Мне от него не нужно было абсолютно ничего: от пилота требуется только умение, и только оно и опыт лётной работы движут его по служебной лестнице. Да и не рвался я в начальство: мне хотелось только одного - летать, а как летают начальники, я видел воочию. Не до полётов им было: слишком много работы в эскадрилье, не говоря уж о полку. Одна плановая таблица сколько времени занимала - все уходили домой, а начальство всё сидело над бумажками, к которым у меня тяги не было абсолютно никакой. Когда я летал на боевом в своё удовольствие - начальники, начиная от командира звена и выше, горбились в задней кабине спарки, накатывая, как они говорили, «жопа-часы», которые ничего пилоту для дальнейшего его совершенствования не давали. Да и немного удовольствия получаешь от того, что тебя ктото катает, а ты только психуешь, видя его ошибки и, как попугай, долбишь каждому одно и то же, причём иногда ему в одно ухо влетает, а в другое тут же вылетает, и в следующем полёте вновь повторяется та же ошибка.

Ему же от меня не нужно было абсолютно ничего: ну, что может дать молодой подлётыш опытному пилоту? Тем не менее, стремление скрыть нашу дружбу от внимательных глаз гарнизонных сплетников и явилось тем ограничением, которое мы сами (и в первую очередь - я сам) наложили на частоту наших встреч: мне не хотелось, чтобы обо мне, но в первую очередь - о нём - ходили сплетни. Люди завистливы, и в таком факте каждый мог найти моей целью стремление с помощью начальства, а не своим хребтом, выдвинуться, обогнать соперника и т. п. А потом уже не докажешь, что ты не верблюд: сплетня - липкая и грязная штука...

Уже потом, когда я был списан с лётной работы и служил в дивизии, мы снова возобновили наши встречи, но ненадолго: просто разъехались по разным местам. Знаю, что он после увольнения жил в Ленинграде, я служил в Харькове, потом - в чехословакии, но встретиться нам больше не довелось.

Жив ли он сейчас, где находится - я не знаю. И всё-таки я часто вспоминаю этого моего славного учителя, человека, который явился для меня маяком на нелёгком пути становления.

А познакомились мы с Абреком Аркадьевичем очень просто - в полёте.

Я находился на этапе подготовки к полётам в СМУ - сложных метеоусловиях, без которых лётчик на Сахалине - не лётчик.
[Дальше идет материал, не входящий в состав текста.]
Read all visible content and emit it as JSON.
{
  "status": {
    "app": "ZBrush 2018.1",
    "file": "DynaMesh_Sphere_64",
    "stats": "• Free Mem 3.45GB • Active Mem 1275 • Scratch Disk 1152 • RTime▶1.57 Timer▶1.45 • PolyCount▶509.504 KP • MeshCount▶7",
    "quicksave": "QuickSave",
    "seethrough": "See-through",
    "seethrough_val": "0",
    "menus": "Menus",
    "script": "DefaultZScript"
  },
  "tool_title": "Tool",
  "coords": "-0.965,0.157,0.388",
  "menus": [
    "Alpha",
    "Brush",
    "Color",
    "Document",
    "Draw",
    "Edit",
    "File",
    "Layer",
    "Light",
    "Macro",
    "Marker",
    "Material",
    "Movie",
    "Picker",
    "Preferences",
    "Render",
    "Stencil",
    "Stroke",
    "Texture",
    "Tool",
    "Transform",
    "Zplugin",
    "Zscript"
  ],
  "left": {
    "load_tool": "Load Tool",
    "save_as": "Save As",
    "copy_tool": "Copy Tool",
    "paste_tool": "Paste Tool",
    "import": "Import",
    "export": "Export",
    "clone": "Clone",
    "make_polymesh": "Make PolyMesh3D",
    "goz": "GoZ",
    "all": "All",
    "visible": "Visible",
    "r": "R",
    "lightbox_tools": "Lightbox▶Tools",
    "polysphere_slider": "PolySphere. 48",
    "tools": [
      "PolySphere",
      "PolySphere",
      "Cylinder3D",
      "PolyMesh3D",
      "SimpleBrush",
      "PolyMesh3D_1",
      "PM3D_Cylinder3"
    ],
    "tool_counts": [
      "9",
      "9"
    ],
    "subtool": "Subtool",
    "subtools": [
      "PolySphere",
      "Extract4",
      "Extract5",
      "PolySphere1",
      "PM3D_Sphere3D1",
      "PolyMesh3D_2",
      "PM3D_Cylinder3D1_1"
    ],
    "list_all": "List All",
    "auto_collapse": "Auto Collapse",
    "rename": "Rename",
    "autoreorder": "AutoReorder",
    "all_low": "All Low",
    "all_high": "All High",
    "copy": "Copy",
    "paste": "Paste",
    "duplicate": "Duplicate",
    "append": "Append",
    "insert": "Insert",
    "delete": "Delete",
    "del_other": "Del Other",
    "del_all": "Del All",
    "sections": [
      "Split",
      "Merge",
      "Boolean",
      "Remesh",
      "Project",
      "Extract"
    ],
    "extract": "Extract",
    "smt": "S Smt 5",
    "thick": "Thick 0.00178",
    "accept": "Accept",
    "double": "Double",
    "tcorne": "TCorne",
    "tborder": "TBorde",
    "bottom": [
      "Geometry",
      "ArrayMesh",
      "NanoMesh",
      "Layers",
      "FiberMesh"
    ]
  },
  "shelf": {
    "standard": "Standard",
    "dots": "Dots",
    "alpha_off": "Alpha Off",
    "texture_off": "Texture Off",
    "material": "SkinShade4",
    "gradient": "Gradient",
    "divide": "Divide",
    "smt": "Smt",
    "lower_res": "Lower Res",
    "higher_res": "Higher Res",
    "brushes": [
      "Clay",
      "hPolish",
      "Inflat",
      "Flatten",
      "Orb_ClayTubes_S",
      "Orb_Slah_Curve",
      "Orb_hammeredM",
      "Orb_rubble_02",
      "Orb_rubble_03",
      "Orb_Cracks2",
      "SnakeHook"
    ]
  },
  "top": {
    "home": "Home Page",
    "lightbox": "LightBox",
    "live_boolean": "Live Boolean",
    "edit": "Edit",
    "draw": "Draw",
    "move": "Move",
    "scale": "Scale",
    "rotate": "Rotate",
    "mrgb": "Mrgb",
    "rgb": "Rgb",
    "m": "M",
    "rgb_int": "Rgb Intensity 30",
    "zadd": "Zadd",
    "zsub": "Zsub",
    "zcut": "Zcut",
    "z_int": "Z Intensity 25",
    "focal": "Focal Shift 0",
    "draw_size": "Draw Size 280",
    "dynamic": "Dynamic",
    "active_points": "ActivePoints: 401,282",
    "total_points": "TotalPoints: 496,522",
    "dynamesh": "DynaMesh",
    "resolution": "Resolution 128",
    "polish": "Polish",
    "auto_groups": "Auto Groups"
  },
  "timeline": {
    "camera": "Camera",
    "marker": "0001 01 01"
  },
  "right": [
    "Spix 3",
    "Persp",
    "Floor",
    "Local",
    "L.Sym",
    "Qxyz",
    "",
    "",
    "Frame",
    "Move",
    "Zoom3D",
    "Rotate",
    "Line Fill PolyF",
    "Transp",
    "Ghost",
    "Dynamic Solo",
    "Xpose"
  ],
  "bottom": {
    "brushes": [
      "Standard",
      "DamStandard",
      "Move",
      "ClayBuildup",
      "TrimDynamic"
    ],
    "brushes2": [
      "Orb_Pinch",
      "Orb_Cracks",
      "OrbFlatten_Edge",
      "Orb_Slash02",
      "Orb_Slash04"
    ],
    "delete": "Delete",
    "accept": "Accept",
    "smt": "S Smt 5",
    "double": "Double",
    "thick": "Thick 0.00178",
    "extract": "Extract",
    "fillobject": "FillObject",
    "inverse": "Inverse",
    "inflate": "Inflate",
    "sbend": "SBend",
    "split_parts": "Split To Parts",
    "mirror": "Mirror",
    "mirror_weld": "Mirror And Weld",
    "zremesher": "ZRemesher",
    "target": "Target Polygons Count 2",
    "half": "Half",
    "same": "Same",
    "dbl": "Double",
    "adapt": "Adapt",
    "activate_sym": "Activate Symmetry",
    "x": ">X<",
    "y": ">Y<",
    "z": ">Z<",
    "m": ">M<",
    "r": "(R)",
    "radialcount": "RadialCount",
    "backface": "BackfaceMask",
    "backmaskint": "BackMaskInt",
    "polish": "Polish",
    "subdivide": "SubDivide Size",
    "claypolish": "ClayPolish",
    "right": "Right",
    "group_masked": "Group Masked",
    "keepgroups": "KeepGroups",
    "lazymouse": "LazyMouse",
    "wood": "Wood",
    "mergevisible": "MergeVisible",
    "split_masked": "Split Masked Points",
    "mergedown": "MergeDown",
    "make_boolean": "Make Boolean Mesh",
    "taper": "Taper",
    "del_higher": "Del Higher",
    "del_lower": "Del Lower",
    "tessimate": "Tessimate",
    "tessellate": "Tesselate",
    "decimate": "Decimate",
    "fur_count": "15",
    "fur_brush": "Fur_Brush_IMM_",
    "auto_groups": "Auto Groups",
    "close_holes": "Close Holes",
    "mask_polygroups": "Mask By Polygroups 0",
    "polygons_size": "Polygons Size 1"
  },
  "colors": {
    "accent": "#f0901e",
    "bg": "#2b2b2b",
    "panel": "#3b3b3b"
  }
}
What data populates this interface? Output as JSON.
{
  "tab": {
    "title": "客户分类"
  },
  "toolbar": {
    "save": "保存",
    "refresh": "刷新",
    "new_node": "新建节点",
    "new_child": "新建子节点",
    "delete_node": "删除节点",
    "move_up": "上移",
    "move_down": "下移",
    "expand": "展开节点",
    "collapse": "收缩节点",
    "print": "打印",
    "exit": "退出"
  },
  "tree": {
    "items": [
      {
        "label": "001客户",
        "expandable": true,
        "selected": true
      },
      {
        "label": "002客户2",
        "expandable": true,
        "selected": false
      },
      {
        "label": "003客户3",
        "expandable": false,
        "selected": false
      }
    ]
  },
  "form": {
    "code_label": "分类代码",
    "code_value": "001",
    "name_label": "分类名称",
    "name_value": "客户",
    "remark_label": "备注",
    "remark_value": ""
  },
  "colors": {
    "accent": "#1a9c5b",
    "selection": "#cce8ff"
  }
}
Согласно плановой таблице мне предстоял полёт по очередному упражнению - контрольно - вывозной полёт по маршруту в закрытой кабине с заходом на посадку по радионавигационной посадочной системе. Инструктором у меня был запланирован начОБП (начальник отдела боевой подготовки), только что прибывший с материка полковник Баршт. Кто он такой, я не знал. Полёты шли своим чередом. Погода была простая, я слетал на боевом пару полётов и пересел на спарку.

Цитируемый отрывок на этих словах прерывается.